When a number of units are not available to generate energy, you could be tempted to drive those remaining units and you could drive them to a point of breakdown,” Ramaphosa said.
He said the engineers had told him that load shedding was implemented to avoid the collapse of the grid.
“Load shedding is the last resort. As much as we want electricity … for everybody, all at one go, it is just not practical, engineering-wise. Ideally, I would want all those hospitals, and schools to be exempt, but from an engineering point of view, I am told that it is practically impossible.
“The appeal process is to bring a better understanding of the engineering aspect and impracticality,” said Ramaphosa.
The Gauteng High Court, Pretoria recently gave Gordhan 60 days to ensure uninterrupted electricity supply to 85 police stations, 93 hospitals, and 23,000 schools badly affected by load shedding.
In cases where sites could not be isolated from the grid to exempt them, arrangements must be made for alternative power supply to these government institutions, such as generators, the court ordered.
The government has also been accused of being insensitive to the plight of South Africans, especially those in desperate need of lifesaving machines in hospitals, while ministers and their deputies enjoyed uninterrupted power supply.

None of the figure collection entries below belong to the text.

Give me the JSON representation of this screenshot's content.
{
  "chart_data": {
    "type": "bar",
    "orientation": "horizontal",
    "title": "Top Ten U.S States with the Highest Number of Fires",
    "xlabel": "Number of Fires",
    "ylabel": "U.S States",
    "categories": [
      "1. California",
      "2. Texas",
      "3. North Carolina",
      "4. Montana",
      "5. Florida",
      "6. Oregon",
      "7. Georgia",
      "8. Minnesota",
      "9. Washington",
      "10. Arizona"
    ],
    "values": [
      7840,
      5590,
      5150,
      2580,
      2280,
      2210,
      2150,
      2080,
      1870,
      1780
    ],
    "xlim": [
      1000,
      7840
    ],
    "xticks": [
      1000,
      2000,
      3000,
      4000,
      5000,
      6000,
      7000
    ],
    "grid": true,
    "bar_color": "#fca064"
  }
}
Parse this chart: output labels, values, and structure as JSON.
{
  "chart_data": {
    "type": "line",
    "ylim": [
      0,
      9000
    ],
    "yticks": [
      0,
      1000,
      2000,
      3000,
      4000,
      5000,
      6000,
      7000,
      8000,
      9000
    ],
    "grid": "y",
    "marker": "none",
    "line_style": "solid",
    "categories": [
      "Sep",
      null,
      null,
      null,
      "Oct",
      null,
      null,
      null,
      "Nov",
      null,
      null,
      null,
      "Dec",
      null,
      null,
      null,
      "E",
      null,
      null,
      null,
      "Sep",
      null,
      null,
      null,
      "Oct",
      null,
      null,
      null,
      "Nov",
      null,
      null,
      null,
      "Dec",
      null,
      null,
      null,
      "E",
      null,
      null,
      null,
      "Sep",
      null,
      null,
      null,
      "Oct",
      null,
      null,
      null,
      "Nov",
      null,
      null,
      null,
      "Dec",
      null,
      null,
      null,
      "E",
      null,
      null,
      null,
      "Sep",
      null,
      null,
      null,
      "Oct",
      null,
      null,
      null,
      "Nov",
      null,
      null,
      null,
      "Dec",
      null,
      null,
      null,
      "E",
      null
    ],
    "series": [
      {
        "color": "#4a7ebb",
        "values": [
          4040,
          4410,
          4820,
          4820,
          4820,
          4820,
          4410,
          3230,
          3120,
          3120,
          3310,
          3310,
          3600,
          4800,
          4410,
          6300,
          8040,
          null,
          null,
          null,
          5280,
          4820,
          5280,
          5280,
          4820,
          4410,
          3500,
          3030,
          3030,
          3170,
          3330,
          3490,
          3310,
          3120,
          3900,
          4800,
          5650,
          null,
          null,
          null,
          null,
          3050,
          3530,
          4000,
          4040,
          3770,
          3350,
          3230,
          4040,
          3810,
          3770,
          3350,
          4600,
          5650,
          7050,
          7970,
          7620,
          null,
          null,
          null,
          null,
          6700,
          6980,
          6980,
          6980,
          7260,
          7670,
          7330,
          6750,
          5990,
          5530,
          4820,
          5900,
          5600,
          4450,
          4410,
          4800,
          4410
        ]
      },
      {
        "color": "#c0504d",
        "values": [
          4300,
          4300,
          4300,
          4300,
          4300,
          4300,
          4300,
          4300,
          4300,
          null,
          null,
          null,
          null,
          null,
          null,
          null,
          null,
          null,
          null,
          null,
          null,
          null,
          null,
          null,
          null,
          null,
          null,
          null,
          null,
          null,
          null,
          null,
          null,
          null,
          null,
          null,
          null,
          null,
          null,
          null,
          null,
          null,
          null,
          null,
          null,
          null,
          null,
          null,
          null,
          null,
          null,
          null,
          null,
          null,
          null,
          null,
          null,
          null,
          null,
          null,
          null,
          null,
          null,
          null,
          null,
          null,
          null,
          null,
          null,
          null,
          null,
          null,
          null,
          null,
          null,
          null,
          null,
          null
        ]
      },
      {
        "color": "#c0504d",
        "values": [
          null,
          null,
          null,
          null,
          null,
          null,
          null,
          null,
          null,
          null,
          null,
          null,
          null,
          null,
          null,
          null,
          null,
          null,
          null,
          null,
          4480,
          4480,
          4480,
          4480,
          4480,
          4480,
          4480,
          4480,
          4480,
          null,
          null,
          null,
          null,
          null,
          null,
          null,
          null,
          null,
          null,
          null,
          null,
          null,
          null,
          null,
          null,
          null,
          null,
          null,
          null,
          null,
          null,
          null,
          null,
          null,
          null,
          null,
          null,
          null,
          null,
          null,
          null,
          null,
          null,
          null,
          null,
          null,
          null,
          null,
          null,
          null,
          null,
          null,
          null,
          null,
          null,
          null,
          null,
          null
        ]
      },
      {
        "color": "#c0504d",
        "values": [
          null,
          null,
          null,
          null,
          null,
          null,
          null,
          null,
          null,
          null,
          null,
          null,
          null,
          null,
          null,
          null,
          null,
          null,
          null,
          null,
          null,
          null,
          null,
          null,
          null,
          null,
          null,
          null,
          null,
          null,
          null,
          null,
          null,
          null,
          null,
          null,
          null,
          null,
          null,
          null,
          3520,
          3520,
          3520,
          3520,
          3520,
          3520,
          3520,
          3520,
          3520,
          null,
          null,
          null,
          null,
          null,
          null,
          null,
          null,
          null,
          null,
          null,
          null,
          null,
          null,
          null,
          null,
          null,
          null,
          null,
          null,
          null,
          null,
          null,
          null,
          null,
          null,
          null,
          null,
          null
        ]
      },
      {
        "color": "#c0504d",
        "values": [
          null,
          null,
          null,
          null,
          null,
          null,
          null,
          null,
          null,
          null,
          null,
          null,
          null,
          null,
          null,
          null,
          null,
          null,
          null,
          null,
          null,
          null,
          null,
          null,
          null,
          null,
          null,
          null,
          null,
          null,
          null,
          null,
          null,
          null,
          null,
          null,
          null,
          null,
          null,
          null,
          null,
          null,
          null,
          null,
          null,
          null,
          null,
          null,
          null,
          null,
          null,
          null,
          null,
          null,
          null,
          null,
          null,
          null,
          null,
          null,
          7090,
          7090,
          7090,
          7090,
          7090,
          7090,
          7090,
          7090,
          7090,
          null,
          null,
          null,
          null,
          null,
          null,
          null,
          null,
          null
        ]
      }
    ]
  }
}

But Ramaphosa maintained that the appeal was not being done in an “arrogant way, in a way which we want to second guess the court”.
“It is actually being done to ensure that we save the grid,” said Ramaphosa.
Asked if a safety and security plan was in place in the event of a total grid collapse, Ramaphosa said: “Through the national security council, this government looks at a number of security threats that face our country, and indeed the electricity matter is one of those. We continue to look at various options and scenarios and when those events eventuate and are near to eventuating, South Africans will be the first to know.
“The efforts we are putting in place are the types of efforts that will bear fruit. We do look at all scenarios,” said Ramaphosa.
Meanwhile, opposition parties have raised questions about why Eskom’s acting CEO Calib Cassim is on a business trip with Gordhan in China amid Stage 6 load shedding.